There are dozens of ways to convert videos on Linux. Some of them, such as FFmpeg, are command line tools, used only in the Terminal, although programs such as WinFF give those programs a nice user interface and let users check boxes and type in information instead of having to produce the entire output command manually.
Other programs like Avidemux and OpenShot and Pitivi, to name but three, are video editors first, but also allow for simple video conversion. A good option for those wanting an easy way to convert their OGV (Ogg Video) files to something a bit more widely supported outside of Linux, is the simple yet effective script called ogv-convert. In many ways it’s a single-trick pony, but for its simplicity, it does a nice job.

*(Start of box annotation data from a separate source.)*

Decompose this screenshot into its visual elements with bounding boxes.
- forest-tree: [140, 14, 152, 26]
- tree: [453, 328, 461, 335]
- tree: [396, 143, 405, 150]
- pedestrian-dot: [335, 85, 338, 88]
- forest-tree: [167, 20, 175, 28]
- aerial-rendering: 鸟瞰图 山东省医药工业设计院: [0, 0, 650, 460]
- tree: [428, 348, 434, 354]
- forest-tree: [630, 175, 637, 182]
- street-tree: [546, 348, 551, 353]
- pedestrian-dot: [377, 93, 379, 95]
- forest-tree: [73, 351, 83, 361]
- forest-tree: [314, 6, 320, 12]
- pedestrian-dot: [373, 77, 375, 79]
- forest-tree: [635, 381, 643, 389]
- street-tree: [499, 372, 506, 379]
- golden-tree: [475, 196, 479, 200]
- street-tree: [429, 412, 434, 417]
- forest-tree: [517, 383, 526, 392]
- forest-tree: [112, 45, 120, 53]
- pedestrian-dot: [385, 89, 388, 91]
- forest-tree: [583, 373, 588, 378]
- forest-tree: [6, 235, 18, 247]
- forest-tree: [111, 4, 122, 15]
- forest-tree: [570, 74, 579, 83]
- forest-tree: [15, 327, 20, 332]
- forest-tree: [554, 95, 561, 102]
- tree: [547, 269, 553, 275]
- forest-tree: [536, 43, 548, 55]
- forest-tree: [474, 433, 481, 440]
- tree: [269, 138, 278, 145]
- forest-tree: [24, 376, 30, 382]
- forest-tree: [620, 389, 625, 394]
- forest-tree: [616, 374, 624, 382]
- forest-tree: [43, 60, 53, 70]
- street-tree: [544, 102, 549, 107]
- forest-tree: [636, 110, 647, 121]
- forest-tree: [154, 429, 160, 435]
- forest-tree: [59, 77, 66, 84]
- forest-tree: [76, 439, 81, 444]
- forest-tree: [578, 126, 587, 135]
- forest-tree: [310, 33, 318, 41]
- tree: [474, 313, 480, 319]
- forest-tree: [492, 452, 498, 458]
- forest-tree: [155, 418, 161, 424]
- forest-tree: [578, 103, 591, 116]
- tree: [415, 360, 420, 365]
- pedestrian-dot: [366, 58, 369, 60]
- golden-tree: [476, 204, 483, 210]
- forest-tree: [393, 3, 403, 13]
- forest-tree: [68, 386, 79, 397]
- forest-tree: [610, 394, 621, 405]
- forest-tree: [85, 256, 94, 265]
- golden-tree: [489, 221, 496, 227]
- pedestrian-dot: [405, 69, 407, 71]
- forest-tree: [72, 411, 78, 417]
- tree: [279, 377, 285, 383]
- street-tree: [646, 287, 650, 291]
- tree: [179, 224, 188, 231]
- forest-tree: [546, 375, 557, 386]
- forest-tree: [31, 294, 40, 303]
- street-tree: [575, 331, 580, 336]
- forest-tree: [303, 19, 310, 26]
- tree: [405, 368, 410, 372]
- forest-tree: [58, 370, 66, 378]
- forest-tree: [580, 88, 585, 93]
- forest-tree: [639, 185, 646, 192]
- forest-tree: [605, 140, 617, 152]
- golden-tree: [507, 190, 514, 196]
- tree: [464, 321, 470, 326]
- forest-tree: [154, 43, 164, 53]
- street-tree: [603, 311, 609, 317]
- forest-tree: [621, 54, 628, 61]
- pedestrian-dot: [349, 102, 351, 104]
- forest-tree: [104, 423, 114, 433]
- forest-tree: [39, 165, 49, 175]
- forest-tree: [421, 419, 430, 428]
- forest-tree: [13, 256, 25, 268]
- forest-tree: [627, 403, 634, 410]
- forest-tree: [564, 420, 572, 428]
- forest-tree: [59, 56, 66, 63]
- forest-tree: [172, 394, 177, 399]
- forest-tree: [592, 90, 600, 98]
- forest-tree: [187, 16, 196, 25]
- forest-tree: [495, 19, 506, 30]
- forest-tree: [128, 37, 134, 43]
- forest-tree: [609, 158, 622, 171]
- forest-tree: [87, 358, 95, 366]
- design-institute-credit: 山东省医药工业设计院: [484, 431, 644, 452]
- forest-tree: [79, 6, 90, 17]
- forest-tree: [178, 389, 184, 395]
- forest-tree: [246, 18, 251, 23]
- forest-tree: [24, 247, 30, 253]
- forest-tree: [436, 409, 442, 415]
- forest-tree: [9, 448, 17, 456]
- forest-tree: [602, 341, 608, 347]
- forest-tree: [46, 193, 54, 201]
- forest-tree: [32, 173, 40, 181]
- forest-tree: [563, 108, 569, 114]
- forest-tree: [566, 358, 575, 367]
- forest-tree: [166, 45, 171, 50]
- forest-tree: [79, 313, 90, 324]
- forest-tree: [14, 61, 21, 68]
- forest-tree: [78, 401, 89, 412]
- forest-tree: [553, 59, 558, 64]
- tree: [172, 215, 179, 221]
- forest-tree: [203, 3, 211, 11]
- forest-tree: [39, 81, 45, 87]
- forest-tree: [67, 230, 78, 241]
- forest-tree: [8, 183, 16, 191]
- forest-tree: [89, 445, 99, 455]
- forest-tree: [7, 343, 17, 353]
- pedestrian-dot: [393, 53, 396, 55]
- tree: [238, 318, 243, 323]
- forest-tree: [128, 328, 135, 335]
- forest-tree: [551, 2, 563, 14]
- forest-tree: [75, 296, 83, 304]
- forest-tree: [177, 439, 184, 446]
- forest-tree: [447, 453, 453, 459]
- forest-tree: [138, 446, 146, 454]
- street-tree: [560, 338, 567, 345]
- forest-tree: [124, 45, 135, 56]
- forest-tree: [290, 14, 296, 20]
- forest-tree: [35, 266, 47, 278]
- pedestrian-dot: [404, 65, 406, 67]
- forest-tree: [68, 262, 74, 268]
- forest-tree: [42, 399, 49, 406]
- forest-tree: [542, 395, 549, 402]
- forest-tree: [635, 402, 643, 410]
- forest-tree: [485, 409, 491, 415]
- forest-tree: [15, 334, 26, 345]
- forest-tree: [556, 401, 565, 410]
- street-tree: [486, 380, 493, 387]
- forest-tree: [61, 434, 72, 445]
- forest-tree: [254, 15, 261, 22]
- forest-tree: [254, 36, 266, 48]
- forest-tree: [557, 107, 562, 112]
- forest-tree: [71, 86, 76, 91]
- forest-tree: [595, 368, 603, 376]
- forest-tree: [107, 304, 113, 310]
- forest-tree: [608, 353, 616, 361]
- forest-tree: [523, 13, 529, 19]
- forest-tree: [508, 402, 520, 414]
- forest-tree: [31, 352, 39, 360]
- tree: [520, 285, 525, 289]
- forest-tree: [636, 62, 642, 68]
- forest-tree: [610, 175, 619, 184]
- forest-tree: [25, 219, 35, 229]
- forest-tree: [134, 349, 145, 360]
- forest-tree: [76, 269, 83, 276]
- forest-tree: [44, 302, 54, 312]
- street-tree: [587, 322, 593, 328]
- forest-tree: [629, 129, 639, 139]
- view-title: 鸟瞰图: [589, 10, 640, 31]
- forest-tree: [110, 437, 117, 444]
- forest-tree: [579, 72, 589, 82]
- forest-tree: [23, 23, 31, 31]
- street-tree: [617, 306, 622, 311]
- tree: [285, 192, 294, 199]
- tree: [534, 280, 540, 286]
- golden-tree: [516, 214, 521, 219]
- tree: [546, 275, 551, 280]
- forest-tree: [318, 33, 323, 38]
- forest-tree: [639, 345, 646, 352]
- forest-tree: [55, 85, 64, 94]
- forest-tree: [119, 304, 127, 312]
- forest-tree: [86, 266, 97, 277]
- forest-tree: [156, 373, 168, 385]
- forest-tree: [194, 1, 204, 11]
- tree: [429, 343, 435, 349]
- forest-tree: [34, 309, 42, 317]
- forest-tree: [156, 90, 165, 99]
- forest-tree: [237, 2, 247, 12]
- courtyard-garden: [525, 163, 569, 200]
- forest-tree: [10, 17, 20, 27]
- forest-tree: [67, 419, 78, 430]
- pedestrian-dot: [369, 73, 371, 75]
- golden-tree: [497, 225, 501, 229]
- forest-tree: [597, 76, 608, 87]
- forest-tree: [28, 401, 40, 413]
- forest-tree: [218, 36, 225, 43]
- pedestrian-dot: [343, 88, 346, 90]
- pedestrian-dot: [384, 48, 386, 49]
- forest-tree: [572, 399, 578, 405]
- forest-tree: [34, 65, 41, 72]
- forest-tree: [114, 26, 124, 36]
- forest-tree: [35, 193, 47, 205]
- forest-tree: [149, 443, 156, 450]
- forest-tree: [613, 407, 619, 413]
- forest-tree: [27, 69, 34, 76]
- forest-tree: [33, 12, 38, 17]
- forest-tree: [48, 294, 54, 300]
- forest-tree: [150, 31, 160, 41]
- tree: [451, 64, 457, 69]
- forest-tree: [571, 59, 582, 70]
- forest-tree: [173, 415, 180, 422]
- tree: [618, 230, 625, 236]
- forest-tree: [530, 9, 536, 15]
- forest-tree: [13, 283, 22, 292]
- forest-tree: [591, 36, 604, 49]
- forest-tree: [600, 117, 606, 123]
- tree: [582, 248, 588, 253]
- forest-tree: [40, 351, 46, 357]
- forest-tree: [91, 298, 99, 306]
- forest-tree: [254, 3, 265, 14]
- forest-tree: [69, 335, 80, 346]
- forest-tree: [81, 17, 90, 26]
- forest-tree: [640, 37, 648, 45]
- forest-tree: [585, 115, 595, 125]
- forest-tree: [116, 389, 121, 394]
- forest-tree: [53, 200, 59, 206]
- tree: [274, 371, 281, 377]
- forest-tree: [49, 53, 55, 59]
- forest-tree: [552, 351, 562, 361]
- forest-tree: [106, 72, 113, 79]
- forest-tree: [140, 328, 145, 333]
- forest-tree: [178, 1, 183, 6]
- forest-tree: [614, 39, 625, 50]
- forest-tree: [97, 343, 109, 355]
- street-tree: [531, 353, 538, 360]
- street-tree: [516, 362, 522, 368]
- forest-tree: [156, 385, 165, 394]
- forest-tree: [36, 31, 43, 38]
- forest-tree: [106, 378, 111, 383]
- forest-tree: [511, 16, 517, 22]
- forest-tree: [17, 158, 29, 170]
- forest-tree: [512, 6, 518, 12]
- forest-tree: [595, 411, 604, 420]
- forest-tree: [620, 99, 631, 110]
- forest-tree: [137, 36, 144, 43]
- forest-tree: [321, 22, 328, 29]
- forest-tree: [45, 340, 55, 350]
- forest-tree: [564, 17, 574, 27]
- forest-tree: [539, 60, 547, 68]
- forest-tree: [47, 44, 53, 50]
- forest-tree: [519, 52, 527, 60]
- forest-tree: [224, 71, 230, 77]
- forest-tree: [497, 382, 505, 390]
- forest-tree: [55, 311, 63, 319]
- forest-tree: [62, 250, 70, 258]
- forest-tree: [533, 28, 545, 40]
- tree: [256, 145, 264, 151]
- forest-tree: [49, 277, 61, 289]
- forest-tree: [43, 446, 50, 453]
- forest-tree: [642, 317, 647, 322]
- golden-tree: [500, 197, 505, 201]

The author of the script mentions using gtk-recordmydesktop, a desktop recording utility that saves its videos in OGV format. Many, if not most, video sharing websites accept AVI or WMV or Flash videos, but probably not ogv. So the author created a simple script that uses mencoder to convert the OGV videos produced by gtk-recordmydesktop into AVI, a format that is patent-encumbered, but is still more widely accepted and supported than OGV.
Of course, you don’t need gtk-recordmydesktop to use the script. And script really is the correct term; this is not a fancy program. It really only has a single purpose, and that is convert videos to avi format, using MPEG4 video and MP3 audio.
You can grab the script from its homepage at GnomeFiles.org.
Once there, scroll down and click the download button.
The script itself will quickly load in your browser window (or in some cases it may download to your hard drive. If it loads in your browser, save it and give it a name, something like:
Note: the name you give isn’t important in this instance, as long as you don’t duplicate the name of a script inside your Nautilus Scripts folder, which is where we’ll eventually be moving the script.
A quick look at the actual script shows how simple a command is used:
convers=$(zenity –entry –text=”Type the name of the converted film with appropriate extension (eg. film.avi)”)
In this first part, all we’re doing is typing in the name of the file the script will eventually produce.
kod=`mencoder $NAUTILUS_SCRIPT_SELECTED_FILE_PATHS.ogv -ovc lavc -oac mp3lame -o $convers` | zenity –progress –text=”Progress…” –percentage=0 –pulsate
The second step is that this information, along with the path to the original file, is given to mencoder (a command line video conversion utility you’ll need to have installed, as well as Zenity, which is used for creating the windows), which then converts the video, using MPEG4 video and MP3 audio, and is given the name the user chose.
To activate the script, we’ll need to put it in our Nautilus Scripts folder. This is a hidden folder (inside the user’s Home directory); the path to it is as follows:
If this folder doesn’t exist already, you can create it with the following command:
Note: you’ll need to replace “username” in the above two instances with your own username.
Once that’s done, you can drag the script into this folder. It will now be available for use. If not, you likely need to change permissions on the script, so your system recognizes it as an executable file. To do this, you’ll need to first right-click the script and choose Properties from the contextual menu.
Now simply make sure the Allow executing file as program option is checked in the Permissions tab.
Once the script is in place, it’s ready to go. Simply highlight a video clip you want to convert, right-click it, then choose ogv-convert (or whatever name you chose), from the Scripts menu.
Then, enter a name for your new video.
You’ll view a progress window as the conversion takes place. When it’s done, you’ll see confirmation the process is finished.
Simple. Nothing to it. You could easily do the same thing by typing the following into a Terminal:
mencoder video.ogv -ovc lavc -oac mp3lame -o video.avi
That’s all the more complicated the conversion is. It doesn’t give the user any controls over bitrate or video quality, and yet it’s actually pretty good and the results were okay. If you want something better, you can easily tweak the command by looking up mencoder parameters and plugging those into the ogv-convert script.
And that’s actually a good starting place for creating your own conversion utilities. You could easily change this so that it converted avi to wmv or mp3 to aac or anything supported by mencoder.
So… ogv-convert is a simple script. But for those using a program, such as gtk-recordmydesktop, that only ouputs in a format – ogv – that not everyone is equipped to use, it’s a good thing. It’s simple, effective, and fast. What more could you want?